Bot doesn’t respond to mentions
Three things to check: (1) the bot is actually invited to the channel, (2) app_mention event subscription is enabled in your Slack app config, (3) Socket Mode is connected – you should see “Bolt app is running” in your terminal output.
openai.BadRequestError: 'tool_calls' must be followed by tool results
This happens when you append the assistant message containing tool_calls but don’t follow it with matching tool role messages for every tool call. The model sometimes requests multiple tools in parallel. Make sure you loop through all tool_calls, not just the first one.

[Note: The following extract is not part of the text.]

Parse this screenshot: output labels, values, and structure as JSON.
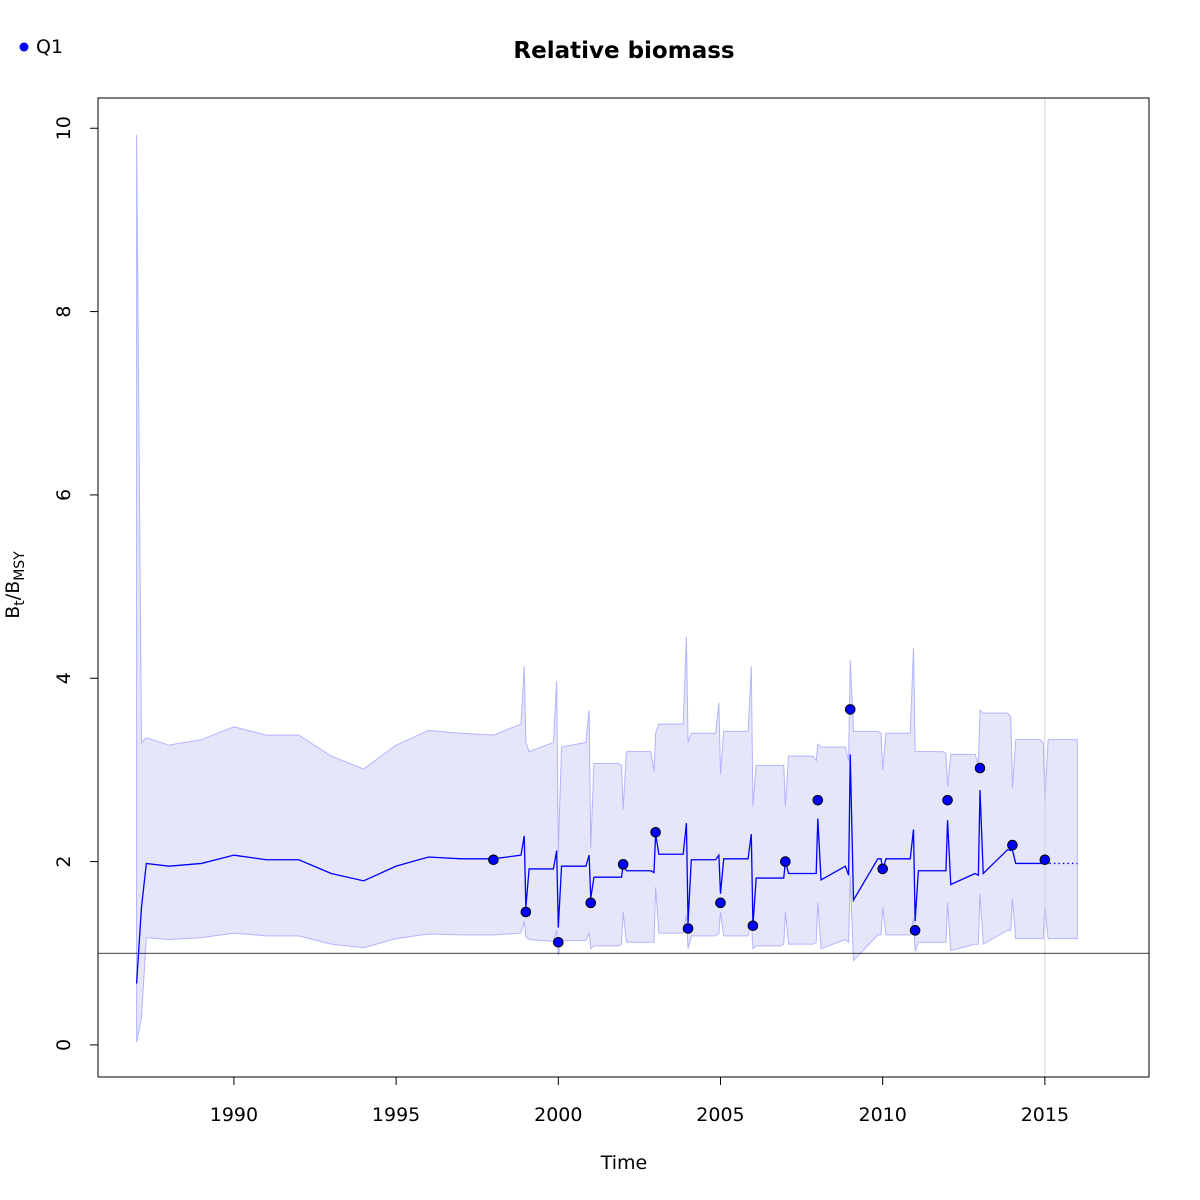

json.decoder.JSONDecodeError when parsing tool arguments
The model occasionally returns malformed JSON in tool_call.function.arguments. The agent loop code above already handles this with a try/except that sends an error back to the model so it can retry.
Rate limits from Slack API
The search_channels function iterates over channels and their history, which can hit Slack’s rate limits (roughly 1 request per second for most endpoints). Add time.sleep(0.5) between API calls or use Slack’s search.messages endpoint if your app has the search:read scope.
Bot responds twice to the same message
Slack retries events when acknowledgment is slow. Use the event deduplication pattern shown in the previous section. For production, consider a proper queue (Redis + Celery) instead of an in-memory set.